アナリストの中には、全米のモールの4分の1が今後5年で閉鎖の危機に直面すると予想する者もいる。主な理由は、ネット通販人気の高まりだ。米国では今年、ラジオシャック、JCペニー、Kマート、シアーズ、メイシーズ、ペイレス・シューソースなどの有名チェーンが3200店以上閉鎖した。その多くが大型施設内の店舗であり、閉鎖により近隣地域に問題を生んでいる。

だが、こうした暗い見通しにもかかわらず、テクノロジー大手各社は状況を楽観視しており、私たちは大きな変化の時を迎えつつある。

アマゾンによる134億ドル(約1兆5000億円)でのホールフーズ買収は、事業の多くの側面で実店舗に依存している。同社は、店舗の巨大スペースを、オンラインで購入される商品の集積場所として使用し、全米の大半の家庭に商品を届けられる配送拠点とすることをもくろんでいる。

アマゾンは現在、ホールフーズが持つ排他的で高価なイメージの払拭に努めている。また将来的には、現在自社内で試験運営中のレジ支払い不要店舗「アマゾンGO」といったコンセプトを導入することで、レジ係の人員を削減する可能性もある。

一方、アップルも同じ路線を積極的に進んでいる。バズフィードは最近、アップルの幹部で最も高い報酬を受け取っているアンジェラ・アーレンツ上級副社長(小売担当)の詳細なプロフィール記事を掲載した。

アーレンツが統括するアップルストアは今後、タウンスクエア(街の広場)モデルに基づき、野心的に拡大される予定だ。同モデルを採用した店舗では、公共の場に見立てた空間に商品を展示し、人々に商品に親しんでもらうと同時に、その街の生活に溶け込んだ空間での全く異なる経験という比類なきカスタマーサービスを提供する。

アップルストアの前を通った際に目に入ってくるのは、何十人もの若者が無料WiFiを利用したり、iMacを試用したりしながら思い思いの時間を過ごす中、セールススタッフが控えめに顧客対応に当たっている様子だ。

世界の都市部の中には、ショッピングモールが生活に不可欠な存在となっている地域がある。特に中東では、厳しい気候と車での移動の必要性から、大半の人が余暇にモールを訪れる。

映画館やスーパー、有名チェーン店などが入るモールは、多数の人を引き寄せる作りになっており、訪れた人は店から店へとぶらぶらと歩き、フードコートで食事し、子供はその間、監督者のいるスペースで遊ぶことができる。こうしたショッピングモールは長年にわたり成功を収めてきた。

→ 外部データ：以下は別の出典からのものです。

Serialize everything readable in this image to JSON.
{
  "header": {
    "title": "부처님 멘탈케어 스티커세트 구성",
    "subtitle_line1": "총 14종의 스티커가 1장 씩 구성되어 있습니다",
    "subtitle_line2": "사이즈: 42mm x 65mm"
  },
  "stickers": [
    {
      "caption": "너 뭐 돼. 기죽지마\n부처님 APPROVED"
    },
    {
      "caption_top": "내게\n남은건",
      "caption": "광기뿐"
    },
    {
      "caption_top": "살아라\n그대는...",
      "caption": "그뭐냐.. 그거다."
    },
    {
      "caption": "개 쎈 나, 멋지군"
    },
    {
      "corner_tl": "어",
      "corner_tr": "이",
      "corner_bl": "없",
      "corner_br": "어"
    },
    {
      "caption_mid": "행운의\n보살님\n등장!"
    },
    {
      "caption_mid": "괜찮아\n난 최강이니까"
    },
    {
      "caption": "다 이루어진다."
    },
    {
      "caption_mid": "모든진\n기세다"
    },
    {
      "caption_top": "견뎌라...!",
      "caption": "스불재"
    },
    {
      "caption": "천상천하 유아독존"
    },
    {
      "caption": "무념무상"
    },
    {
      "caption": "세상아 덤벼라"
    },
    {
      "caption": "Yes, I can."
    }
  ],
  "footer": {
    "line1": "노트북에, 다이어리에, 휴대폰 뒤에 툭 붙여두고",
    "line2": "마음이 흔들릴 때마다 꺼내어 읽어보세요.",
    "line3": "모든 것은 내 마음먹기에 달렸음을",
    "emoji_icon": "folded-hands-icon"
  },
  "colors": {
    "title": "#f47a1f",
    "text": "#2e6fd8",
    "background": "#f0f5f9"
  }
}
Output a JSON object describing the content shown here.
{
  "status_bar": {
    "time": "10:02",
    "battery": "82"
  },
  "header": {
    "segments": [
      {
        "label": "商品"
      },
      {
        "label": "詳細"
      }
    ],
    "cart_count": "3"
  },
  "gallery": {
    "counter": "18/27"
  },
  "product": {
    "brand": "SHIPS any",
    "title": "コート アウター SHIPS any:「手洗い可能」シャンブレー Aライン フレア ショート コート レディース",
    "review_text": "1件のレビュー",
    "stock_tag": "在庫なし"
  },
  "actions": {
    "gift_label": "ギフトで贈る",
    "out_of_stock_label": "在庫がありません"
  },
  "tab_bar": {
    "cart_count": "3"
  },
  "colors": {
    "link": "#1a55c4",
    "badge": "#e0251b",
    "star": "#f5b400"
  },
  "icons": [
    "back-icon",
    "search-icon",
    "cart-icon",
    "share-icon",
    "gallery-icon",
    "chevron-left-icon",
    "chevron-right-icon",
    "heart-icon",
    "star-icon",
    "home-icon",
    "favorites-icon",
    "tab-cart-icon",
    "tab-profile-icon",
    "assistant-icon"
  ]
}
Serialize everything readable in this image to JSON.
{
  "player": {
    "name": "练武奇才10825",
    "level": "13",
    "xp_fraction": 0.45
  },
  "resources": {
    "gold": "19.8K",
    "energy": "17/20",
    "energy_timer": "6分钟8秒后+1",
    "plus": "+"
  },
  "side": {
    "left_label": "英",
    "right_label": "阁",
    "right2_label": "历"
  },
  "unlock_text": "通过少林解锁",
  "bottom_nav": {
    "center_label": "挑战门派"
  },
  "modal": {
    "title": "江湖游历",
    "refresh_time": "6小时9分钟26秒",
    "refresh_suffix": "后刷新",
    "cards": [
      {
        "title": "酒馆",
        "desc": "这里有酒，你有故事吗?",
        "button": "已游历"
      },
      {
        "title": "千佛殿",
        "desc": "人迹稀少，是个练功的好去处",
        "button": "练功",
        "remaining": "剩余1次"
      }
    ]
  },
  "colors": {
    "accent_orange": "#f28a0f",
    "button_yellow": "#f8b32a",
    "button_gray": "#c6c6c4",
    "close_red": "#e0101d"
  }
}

だが、ショッピングモールというコンセプト自体が米国から世界へと広がったように、モールが直面している危機もまた、他の国へと波及するのだろうか? あるいは、今起きていることは、単なるテクノロジー大手による実店舗の機能の再定義なのだろうか?

店舗は商品の陳列を超えた新たな役割を担い、客を引きつけ保持する他の特徴を持つようになったり、インターネット配送網に統合されてネット通販商品の受け取りや返品ができる拠点となったりするのだろうか? あるいは、自社商品の宣伝に関連したイベントの場となるのだろうか?

配送は、経済と都市部の生活にとって非常に重要だ。こうしたテクノロジー企業による新たな実店舗関連プロジェクトは、新たなトレンドを示しているのか、それとも自分たちのニーズを満たすためだけのものなのだろうか? 未来のモールは、新生ホールフーズのような姿をしているのだろうか? それとも、アマゾンGOやアップルストアのような姿になるのだろうか?